A stationary time series has an average value that does not change over time to dramatically. The average inflation rate in the U.S. since the mid-80’s has remained fairly steady so the inflation rate might adhere to this condition. A second condition of a stationary time series is that the variance of the series is a constant or fairly close to being constant. If over time a series values have become more volatile, it might violate the constant variance condition for a stationary time series. The final condition for a stationary time series is that the covariance between values at time t and t-k are constant or close to constant. This means that the correlation between current and past values has remained constant over the period under investigation. If any of these condition is violated a time series is said to be non-stationary or that it follows a random walk. If the error term of a forecast has a mean value of zero, constant variance, and zero serial correlation then it is said to be a “white noise” process. A white noise process is a special case of a stationary time series and if the errors of a forecast follow a white noise process then we can say that the forecast is unbiased. In mathematical notation a white noise process is defined as:

**Integrated Processes**

Several important time series may not be a stationary process. Many variables exhibit trends, different variances, and correlation between past and future values. What can be done with these variables if one needs to forecast their future values? The answer is first- differencing, or subtracting past previous values from future values and creating a new time series. If the first difference of a stationary time series is stationary the it is said to be integrated of order 1 or I(1). If a variable is stationary it s said to be integrated of order zero or I(0). If second differencing makes a non-stationary variable stationary then it is said to be stationary of order 2 or I(2).

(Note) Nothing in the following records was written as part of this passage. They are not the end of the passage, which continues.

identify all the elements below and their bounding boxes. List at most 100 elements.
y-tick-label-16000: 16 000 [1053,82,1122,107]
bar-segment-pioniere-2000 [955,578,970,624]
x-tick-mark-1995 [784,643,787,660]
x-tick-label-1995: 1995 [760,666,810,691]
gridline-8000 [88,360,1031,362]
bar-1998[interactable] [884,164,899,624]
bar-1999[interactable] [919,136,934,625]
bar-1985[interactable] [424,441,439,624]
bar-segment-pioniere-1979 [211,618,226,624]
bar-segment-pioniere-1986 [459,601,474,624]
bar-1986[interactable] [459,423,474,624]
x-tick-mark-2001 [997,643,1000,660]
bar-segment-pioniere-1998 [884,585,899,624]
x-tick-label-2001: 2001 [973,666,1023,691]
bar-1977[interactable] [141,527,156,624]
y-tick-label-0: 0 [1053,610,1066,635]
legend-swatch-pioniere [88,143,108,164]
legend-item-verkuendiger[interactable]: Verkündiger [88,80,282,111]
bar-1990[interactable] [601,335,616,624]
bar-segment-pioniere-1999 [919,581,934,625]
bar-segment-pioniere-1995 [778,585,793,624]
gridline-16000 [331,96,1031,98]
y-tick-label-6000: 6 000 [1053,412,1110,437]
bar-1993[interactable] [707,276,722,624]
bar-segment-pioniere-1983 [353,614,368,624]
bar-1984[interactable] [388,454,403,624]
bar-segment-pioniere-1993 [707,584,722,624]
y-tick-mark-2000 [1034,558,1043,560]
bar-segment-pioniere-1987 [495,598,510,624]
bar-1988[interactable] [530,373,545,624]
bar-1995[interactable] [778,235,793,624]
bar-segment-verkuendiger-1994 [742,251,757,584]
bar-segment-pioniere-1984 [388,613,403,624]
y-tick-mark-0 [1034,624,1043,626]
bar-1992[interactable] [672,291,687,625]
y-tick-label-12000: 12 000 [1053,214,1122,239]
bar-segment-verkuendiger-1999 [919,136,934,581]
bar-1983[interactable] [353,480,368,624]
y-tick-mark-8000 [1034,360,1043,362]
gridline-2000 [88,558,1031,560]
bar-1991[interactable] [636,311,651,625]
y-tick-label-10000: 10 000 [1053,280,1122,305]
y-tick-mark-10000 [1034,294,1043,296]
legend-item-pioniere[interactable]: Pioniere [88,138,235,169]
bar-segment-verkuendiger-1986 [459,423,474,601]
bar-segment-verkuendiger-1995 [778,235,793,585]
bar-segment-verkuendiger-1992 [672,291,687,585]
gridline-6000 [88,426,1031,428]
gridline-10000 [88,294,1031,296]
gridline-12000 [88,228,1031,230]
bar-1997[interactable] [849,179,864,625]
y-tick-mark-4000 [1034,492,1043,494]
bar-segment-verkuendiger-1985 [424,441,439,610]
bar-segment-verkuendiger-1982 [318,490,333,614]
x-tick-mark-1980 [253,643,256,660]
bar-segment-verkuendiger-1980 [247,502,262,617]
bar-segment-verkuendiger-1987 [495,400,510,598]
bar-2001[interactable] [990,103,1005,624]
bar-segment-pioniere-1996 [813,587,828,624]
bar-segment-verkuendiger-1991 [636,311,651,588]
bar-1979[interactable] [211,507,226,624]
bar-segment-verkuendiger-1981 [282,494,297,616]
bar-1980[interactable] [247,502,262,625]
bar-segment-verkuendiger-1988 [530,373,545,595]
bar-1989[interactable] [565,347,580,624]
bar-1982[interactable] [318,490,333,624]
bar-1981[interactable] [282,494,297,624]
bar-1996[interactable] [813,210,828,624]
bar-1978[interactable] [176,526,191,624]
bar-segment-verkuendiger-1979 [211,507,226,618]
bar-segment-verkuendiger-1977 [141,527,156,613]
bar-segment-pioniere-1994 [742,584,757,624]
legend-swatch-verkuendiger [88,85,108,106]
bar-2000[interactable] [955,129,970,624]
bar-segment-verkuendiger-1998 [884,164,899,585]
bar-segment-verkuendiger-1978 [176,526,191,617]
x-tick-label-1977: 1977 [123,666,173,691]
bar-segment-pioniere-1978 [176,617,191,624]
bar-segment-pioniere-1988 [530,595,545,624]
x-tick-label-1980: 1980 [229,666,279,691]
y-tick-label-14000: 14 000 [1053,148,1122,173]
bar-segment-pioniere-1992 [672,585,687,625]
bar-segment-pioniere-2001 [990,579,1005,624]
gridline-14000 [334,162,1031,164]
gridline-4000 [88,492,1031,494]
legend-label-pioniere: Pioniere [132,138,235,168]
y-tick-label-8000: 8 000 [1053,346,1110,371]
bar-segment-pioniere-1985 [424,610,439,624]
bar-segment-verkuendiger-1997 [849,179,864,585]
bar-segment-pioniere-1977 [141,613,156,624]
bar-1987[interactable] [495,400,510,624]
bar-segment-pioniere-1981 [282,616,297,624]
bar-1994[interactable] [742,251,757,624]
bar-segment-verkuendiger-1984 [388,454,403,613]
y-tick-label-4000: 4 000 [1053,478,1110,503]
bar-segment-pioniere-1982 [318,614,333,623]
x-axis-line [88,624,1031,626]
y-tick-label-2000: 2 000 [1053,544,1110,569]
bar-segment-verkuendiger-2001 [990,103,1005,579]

**Properties of Integrated Processes**

**Empirical Test Whether or Not Gross Domestic Product is a Stationary Process**

Using quarterly data for U.S. Gross Domestic Product starting from 1947 we can test for a stationary process. If the process is not stationary then the process is to first difference to until the process is stationary. ** **

First we input the data and run the commands to tell STATA to recognize the data variable as a time variable and the data as a time series:

The date is stored as a string variable the following commands format date as a date variable and format it accordingly…

Now that STATA recognizes time2 as a date we can set the command to recognize the data set as a time series…

As one can see from the graph above, GDP has a definite time trend. This suggest that the GDP is non-stationary, but to check with a statistical test we can use a unit root test. The above graphics and data manipulation where done on STATA, but just to mix it up a bit the remainder of the analysis will be conducted on Eviews.

Selecting values for trend and intercept a Augmented Dickey Fuller-Test was run to test for a stationary process in GDP data. A non-stationary process is also called a Unit Root process, hence the description of the test above and below.

The test shows that one cannot reject the hypothesis that GDP has a unit root, but could first differencing the data lead to a stationary time series? A second test (not shown) rejects the hypothesis that the first difference of GDP is a unit root process. One can see that the time series of the first difference does not have time independent variance as shown below.

**Testing the Second Difference of GDP**

The second difference of GDP is a stationary process according to the Augmented Dickey-Fuller test.

The test above rejects the null hypothesis that the second difference of GDP is non-stationary, thus if one is going to use past values of GDP the second difference is the appropriate way to transform the data. The final graph below shows the second difference of GDP which is the series that was shown to be stationary in the ADF test above.

Can you please tell me why you say the forecast of white noise process is unbiased ?

If an error term in a regression is found to have a mean of zero and constant variance it is defined as white noise. Typically if your error term is not a white noise process it means that on average (mean) your error s are positive/negative. Having consistently positive/negative error terms means that one is consistently underestimating/overestimating the value you are trying to forecast. In the same token, if the variance of your forecast errors is higher at certain time intervals (say during peak sales season), then you don’t have a white noise process, and thus you cannot be confident about the precision of your forecast. There are several ways to ensure that your error term is a white noise process including looking at percentage changes instead of the entire number and/or modelling the variance in the error term. GARCH and ARCH models are one way of modelling error in the variance term and taking the first difference of the data is a way of ensuring the mean is zero.